If a person claiming to be a government employee calls and says an officer will arrest you, it’s a scam
Published at | Updated at
IDAHO FALLS – Picture this: You’re sitting at home when you get a telephone call from an unknown number. When you answer, the caller on the other end identifies himself as a government employee and informs you that a police officer will soon be at your doorstep to arrest you.
The caller urges you to check the telephone number that appeared on your phone. Sure enough, it matches a government agency. You are caught off guard and worried.
You owe back taxes, the caller says.
The only way to avoid being taken to jail or to court is to purchase gift cards and read off the numbers to the government official.
By now, perhaps you realize you’ve been duped. Caller I.D. telephone numbers can be spoofed. That “government official” with a badge number is, in fact, a con artist, a government imposter. If you’re one of the victims called by these scammers, you aren’t alone.

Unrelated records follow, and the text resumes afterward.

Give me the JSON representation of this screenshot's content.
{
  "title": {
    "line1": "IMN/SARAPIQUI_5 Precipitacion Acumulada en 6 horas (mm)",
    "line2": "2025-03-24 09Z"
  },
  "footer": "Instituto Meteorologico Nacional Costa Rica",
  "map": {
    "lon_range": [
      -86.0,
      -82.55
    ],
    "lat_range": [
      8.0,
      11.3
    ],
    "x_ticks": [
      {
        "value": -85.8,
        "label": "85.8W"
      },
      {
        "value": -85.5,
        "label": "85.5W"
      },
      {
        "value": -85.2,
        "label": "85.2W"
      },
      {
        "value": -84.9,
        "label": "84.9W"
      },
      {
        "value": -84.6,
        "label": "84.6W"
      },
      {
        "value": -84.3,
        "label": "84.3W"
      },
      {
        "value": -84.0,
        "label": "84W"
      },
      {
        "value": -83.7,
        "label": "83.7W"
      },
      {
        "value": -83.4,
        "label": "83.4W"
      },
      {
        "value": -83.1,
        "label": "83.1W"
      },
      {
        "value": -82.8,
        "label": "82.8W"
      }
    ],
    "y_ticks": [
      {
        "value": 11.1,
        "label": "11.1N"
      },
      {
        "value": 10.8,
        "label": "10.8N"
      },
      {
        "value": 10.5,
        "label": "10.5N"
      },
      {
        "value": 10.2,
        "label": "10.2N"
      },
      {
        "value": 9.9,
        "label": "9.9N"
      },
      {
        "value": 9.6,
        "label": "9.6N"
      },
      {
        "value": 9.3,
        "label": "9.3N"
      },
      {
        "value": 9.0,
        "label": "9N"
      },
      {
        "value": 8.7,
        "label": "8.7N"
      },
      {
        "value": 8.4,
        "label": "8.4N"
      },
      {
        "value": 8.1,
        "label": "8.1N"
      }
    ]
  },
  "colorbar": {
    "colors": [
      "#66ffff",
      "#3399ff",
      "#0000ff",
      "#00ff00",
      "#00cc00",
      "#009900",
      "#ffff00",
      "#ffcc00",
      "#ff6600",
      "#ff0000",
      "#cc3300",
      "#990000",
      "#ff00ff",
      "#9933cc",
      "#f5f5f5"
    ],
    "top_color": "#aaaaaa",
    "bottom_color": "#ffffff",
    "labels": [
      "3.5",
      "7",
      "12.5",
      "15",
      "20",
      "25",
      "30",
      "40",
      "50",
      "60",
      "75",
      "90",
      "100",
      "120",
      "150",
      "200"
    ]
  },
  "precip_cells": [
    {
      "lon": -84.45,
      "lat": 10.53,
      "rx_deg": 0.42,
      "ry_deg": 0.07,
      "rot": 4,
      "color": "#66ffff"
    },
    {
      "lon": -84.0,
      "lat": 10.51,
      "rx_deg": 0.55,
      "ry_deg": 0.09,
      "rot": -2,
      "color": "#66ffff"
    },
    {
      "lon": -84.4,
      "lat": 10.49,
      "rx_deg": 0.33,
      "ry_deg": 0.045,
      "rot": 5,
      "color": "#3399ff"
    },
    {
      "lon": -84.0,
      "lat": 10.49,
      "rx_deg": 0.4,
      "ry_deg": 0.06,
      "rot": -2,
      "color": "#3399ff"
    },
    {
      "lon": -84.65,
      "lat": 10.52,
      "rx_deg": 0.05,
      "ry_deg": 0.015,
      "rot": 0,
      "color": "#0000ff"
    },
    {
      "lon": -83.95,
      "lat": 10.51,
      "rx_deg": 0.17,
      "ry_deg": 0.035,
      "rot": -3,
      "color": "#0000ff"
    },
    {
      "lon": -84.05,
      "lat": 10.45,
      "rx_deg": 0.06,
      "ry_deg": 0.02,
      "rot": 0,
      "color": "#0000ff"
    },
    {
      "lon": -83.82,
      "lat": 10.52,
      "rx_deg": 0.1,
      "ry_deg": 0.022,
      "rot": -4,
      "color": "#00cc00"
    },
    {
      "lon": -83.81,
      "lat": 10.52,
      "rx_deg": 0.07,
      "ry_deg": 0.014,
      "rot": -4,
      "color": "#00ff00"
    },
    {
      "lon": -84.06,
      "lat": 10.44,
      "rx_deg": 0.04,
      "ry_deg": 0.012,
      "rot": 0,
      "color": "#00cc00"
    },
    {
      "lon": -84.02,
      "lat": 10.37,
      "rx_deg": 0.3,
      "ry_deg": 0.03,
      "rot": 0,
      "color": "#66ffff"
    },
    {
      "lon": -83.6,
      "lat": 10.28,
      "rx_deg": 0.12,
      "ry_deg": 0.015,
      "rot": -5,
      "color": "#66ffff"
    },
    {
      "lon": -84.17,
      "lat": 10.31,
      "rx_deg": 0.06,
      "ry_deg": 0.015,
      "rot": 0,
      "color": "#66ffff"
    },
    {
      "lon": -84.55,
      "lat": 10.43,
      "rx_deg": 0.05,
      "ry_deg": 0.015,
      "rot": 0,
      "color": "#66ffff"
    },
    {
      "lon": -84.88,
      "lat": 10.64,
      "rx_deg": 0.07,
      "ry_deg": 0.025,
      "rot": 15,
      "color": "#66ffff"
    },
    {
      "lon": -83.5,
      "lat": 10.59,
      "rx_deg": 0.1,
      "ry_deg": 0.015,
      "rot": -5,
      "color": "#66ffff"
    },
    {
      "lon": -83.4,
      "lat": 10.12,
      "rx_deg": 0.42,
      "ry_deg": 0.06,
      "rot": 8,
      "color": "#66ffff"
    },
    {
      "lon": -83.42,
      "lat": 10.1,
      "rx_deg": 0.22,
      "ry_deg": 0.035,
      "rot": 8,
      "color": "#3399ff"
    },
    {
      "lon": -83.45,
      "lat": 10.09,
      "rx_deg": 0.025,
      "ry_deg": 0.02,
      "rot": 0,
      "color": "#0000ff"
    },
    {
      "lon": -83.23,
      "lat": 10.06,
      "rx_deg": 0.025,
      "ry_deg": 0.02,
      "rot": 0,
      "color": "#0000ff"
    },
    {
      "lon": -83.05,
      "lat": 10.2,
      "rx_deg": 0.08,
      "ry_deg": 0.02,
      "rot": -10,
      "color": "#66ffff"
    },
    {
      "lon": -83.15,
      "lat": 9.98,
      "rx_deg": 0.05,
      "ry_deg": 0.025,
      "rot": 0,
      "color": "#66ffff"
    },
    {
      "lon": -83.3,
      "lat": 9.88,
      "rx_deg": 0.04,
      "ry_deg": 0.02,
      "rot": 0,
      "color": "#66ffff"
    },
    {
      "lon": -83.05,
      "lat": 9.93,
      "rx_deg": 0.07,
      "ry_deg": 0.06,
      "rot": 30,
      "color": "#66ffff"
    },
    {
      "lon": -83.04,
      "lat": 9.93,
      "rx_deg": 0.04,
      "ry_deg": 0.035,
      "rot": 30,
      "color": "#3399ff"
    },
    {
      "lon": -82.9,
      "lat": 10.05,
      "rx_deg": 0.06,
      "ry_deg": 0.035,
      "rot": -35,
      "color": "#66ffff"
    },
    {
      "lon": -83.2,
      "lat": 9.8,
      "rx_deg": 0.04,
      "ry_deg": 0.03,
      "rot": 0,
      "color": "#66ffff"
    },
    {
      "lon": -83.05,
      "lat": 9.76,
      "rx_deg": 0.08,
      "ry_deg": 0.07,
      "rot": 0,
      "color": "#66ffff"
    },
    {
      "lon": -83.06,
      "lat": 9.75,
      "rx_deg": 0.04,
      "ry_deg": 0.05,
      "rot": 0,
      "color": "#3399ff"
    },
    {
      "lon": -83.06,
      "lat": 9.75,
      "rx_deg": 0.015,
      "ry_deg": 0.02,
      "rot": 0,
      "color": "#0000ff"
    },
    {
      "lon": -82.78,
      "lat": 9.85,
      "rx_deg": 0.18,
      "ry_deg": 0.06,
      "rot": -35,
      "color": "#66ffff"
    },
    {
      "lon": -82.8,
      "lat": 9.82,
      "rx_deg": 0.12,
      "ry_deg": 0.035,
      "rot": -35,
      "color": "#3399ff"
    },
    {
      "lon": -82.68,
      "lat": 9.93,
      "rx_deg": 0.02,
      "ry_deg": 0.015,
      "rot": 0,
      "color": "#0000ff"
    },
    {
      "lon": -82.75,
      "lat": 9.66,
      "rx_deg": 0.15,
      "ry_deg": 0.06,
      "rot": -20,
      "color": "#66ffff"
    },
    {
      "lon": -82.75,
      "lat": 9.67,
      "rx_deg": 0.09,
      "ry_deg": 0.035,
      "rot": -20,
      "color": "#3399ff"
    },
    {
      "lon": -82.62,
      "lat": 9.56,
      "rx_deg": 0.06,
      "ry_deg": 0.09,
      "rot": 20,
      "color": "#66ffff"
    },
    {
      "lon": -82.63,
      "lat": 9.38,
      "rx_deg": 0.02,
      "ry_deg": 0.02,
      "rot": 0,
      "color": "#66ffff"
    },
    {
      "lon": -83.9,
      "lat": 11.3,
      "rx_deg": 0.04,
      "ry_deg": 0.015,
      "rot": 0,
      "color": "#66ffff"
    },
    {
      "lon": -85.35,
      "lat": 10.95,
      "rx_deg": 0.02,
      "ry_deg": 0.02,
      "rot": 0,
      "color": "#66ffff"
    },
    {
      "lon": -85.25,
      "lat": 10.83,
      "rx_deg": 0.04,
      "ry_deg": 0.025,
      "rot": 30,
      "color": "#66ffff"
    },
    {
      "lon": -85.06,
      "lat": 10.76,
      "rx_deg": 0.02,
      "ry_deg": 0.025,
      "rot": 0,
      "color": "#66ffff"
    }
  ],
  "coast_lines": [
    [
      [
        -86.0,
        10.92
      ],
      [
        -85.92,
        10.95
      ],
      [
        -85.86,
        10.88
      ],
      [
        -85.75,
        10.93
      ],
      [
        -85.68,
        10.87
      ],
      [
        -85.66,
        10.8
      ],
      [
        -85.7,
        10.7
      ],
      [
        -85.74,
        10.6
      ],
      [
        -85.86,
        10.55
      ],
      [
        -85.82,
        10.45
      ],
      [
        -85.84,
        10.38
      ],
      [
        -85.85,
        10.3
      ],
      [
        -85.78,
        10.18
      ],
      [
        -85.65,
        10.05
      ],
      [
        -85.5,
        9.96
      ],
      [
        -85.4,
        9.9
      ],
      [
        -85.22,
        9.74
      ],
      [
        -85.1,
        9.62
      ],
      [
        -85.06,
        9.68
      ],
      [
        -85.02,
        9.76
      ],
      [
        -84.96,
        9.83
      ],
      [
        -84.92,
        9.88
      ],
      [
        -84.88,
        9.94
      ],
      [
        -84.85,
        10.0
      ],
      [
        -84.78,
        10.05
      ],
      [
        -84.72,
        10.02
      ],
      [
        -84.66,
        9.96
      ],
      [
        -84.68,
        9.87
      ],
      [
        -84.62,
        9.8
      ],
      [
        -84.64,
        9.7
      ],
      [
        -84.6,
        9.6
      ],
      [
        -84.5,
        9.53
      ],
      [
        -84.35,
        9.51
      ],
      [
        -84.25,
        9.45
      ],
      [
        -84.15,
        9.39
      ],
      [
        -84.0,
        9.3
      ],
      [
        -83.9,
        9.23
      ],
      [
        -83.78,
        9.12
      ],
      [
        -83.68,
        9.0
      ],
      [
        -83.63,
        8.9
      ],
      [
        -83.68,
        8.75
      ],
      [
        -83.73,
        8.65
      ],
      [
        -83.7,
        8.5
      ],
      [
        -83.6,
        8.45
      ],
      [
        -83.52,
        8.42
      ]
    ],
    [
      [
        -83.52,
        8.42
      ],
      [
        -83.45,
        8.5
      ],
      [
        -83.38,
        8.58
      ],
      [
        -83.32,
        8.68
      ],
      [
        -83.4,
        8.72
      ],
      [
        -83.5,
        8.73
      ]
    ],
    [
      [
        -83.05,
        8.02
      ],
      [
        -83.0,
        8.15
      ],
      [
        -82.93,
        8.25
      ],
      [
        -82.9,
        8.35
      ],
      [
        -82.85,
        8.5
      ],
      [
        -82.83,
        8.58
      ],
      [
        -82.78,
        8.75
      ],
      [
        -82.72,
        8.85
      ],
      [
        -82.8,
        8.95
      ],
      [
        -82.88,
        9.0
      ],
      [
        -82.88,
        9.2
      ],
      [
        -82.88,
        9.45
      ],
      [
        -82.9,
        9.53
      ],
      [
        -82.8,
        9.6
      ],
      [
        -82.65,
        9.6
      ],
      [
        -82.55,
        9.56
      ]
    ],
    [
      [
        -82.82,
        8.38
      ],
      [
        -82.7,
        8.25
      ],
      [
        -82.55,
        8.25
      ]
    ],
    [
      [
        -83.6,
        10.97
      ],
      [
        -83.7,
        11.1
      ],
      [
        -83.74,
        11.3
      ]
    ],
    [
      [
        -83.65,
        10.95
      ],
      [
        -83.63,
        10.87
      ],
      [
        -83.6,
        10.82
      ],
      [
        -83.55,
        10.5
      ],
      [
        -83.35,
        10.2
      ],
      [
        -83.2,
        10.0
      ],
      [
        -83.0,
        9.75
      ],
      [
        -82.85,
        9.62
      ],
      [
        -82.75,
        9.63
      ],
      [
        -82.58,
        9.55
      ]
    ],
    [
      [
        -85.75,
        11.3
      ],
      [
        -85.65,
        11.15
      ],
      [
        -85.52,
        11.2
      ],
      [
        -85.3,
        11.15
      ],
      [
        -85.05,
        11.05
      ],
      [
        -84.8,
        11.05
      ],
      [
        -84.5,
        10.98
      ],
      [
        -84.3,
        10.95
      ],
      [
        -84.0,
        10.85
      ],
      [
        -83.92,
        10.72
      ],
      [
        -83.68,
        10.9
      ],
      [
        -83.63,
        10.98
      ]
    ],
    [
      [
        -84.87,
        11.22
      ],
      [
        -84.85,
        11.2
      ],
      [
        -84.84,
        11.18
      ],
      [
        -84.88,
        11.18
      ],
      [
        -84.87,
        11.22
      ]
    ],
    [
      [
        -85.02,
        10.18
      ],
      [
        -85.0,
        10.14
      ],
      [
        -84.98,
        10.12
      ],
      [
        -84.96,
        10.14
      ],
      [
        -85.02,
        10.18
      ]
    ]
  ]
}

A new study from the Better Business Bureau reveals that 44% of Americans have encountered a government imposter scam. BBB estimates victims have collectively lost hundreds of millions of dollars to these cons. Law enforcement officials say they receive hundreds of thousands of complaints. Complaints to the Federal Trade Commission have totaled $450 million in losses since 2015.
Whether the scammer purports to be a tax official, a representative from the Social Security Administration or a law enforcement officer, these con artists have a few things in common. Their con is predicated on using fear and intimidation to trick victims into turning over personal information or money, (often in the form of gift cards).
These scammers also threaten legal action or jail time if you don’t pay up. Scammers may tell consumers that their social security number has been associated with a crime or may threaten to deport recent immigrants or arrest people for missing jury duty.
BBB urges consumers to be wary of callers claiming to be from a government agency. Government officials will not cold call and threaten you. They will never demand payment via gift cards.
Here’s what to do if you’ve encountered a government impostor scam:
- IRS: The Internal Revenue Service advises people to fill out the “IRS Impersonation Scam” form on the Treasury Inspector General for Tax Impersonation’s website, tigta.gov, or call TIGTA at 1-800-366-4484.
Social Security: The Office of the Inspector General, Social Security Administration (SSA IG) has its own online form to take complaints about frauds impersonating the SSA.
Contact your cellphone carrier, which may offer free services such as scam call identification and blocking, ID monitoring, a second phone number to give out to businesses so you can use your main number for close friends or a new number if you get too many spam calls.
File a report with BBB Scam Tracker.